現在、伊佐譲二さんが那覇で大東そばの麺を製造している。又吉さんは指導を受けながら麺作りとスープの仕込みを一から学んだ。

「大東そばは麺の扱いがとても繊細。そこが一番大事です」と譲二さん。

又吉さんにとってラーメンとそばは似て非なるものだった。「スープの温度や出汁のバランス、麺のゆで加減などすべてが独特。何度も試作してようやく納得のいく味にたどり着きました」と話す。

一年間の修行を経て2023年11月、国際通りにほど近いパラダイス通りに「大東そば」は再び暖簾を掲げた。

島の風を感じる味を再び那覇で

「島に帰らなくても大東そばが食べられるのが何よりうれしい」と語る島出身の客。

「南大東島の風を感じながら食べられる。もっと多くの人にこのそばの良さを知ってほしい」と語る常連。

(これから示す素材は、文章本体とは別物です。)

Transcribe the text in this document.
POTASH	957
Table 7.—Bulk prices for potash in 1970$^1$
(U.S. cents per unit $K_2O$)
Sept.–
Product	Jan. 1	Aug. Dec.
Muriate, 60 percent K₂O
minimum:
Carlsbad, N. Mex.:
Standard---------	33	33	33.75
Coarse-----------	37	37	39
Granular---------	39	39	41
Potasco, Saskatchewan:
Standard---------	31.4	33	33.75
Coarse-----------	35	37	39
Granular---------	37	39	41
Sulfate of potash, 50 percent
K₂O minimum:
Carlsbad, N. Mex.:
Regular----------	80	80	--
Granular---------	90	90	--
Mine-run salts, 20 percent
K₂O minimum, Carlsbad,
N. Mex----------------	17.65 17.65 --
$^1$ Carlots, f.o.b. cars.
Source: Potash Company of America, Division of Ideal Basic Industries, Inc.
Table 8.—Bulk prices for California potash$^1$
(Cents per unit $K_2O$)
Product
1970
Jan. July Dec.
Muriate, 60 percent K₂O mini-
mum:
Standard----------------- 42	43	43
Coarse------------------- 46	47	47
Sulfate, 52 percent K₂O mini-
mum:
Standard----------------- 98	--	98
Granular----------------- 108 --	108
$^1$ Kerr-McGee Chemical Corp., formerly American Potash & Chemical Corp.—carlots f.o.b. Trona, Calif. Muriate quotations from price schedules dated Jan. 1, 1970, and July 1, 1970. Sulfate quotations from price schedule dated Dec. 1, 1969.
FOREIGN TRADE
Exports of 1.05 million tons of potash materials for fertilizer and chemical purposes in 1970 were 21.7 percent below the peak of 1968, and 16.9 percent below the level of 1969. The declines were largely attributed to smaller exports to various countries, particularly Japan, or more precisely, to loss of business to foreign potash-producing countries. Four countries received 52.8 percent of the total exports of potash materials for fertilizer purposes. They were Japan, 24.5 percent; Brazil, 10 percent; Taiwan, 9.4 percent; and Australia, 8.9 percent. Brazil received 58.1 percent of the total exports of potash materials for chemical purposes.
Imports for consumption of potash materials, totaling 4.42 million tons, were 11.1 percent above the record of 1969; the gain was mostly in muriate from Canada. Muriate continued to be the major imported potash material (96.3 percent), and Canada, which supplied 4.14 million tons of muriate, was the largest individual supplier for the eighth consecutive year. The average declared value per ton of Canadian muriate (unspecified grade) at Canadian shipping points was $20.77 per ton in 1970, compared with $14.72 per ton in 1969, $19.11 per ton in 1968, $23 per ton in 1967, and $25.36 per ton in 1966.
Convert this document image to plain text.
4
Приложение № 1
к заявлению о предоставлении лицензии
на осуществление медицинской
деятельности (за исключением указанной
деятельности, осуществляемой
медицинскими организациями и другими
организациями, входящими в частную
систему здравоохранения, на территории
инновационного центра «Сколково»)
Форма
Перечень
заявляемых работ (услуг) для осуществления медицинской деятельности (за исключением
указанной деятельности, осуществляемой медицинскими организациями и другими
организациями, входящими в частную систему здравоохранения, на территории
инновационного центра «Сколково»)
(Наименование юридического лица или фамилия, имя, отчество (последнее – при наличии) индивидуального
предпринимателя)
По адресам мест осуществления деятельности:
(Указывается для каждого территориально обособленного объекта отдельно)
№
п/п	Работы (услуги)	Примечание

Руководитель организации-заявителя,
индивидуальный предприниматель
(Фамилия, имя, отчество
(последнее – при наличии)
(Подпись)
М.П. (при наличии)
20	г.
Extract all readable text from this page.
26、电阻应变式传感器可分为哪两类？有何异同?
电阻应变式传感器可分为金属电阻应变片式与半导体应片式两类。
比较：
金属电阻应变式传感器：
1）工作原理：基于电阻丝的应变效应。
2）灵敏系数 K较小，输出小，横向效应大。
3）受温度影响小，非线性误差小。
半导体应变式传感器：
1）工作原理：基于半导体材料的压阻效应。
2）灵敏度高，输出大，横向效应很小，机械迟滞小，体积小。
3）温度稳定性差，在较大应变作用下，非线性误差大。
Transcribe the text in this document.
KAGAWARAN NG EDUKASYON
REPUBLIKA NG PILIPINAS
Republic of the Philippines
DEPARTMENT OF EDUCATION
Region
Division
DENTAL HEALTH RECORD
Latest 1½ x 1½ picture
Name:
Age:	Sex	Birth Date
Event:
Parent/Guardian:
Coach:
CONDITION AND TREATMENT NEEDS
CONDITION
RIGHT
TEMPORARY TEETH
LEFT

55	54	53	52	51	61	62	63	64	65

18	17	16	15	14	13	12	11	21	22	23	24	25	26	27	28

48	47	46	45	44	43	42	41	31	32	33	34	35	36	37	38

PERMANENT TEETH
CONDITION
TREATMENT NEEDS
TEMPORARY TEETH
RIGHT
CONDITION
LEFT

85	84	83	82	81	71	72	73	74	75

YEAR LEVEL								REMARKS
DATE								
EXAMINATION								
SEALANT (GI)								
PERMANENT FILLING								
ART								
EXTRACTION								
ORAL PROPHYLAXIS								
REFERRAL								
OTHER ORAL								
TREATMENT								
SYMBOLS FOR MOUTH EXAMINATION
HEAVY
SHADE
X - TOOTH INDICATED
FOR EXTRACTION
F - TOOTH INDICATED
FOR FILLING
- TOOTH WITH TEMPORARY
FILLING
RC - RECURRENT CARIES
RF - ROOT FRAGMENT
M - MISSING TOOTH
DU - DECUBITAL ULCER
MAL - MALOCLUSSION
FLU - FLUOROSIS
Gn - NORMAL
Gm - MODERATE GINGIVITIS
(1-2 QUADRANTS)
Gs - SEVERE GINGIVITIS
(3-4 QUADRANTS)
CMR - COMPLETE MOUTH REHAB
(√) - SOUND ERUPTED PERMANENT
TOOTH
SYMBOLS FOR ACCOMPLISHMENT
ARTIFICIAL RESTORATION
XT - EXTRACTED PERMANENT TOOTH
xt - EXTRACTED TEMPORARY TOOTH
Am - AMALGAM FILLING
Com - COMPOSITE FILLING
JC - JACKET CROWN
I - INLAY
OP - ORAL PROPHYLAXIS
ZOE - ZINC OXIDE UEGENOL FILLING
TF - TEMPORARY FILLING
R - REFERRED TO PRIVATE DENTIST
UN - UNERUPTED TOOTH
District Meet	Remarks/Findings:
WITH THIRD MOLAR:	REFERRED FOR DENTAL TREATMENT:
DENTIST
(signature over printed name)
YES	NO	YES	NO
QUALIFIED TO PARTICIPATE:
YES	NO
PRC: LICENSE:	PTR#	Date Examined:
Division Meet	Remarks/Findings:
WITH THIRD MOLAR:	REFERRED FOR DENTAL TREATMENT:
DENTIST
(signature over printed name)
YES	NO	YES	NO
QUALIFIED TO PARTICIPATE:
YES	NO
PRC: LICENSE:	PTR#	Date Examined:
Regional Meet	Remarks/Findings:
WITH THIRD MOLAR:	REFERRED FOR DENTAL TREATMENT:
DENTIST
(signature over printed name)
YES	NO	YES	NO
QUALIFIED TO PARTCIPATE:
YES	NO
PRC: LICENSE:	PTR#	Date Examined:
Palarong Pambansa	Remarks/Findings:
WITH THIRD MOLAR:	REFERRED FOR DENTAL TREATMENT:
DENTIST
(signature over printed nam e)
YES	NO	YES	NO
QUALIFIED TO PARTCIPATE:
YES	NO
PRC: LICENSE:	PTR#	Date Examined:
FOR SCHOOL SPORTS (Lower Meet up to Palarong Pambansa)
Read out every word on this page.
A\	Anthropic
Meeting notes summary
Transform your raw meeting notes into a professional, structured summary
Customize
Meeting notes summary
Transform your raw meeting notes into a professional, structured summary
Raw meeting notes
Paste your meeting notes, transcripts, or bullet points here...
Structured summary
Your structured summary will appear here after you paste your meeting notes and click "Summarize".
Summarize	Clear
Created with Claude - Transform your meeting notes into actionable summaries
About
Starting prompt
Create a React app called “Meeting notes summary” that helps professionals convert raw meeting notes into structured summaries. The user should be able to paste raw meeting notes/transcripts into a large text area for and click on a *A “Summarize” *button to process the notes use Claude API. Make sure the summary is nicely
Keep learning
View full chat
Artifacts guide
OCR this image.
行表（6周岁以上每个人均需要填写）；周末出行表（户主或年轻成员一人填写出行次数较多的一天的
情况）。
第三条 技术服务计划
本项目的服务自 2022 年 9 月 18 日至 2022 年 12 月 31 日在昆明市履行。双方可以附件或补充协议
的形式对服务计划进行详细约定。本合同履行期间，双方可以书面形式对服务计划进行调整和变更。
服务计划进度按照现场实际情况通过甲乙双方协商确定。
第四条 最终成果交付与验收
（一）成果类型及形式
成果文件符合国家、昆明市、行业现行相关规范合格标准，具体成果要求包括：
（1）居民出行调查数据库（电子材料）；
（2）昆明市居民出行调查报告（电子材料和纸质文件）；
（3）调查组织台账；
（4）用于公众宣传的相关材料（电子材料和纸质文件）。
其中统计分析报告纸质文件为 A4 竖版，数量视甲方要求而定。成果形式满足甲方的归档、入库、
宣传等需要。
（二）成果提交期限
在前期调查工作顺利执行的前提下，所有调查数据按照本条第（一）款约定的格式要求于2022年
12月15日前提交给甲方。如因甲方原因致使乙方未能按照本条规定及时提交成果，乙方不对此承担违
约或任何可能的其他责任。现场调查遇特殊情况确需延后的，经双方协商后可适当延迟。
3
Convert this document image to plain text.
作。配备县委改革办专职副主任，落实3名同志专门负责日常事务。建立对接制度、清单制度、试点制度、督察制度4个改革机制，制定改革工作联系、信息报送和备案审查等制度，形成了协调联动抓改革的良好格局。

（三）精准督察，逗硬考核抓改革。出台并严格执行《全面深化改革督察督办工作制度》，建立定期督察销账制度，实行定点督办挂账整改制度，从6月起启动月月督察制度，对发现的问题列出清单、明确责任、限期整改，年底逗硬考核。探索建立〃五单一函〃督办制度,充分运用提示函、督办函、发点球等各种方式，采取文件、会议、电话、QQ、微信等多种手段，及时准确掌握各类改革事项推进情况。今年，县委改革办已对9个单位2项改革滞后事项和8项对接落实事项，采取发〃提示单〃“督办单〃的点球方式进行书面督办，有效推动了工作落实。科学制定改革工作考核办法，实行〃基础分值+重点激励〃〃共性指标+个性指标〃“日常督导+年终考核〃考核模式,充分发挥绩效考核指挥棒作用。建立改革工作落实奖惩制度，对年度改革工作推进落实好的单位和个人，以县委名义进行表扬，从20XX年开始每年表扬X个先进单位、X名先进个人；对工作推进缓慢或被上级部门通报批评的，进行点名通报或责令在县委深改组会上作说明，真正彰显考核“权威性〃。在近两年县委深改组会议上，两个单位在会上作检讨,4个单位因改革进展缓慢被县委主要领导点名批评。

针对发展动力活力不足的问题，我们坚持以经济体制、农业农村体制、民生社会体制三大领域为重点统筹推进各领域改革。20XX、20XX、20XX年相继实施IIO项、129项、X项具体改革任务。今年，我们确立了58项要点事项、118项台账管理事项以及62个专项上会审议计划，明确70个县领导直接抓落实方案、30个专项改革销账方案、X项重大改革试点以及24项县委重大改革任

「父が始めたそばがソウルフードとして人々に愛されているのを感じる。作り手の思いも一緒に受け止めて、また広げていけたら」と伊佐譲二さんも笑顔を見せる。

「伊佐さんの味を受け継ぎながら丁寧に作っていきたい」と又吉さんは胸を張る。

多くの人の思いが繋がりふたたび町に戻ってきた大東そば。島の味はこれからもゆっくりとやさしく、街に息づいていく──。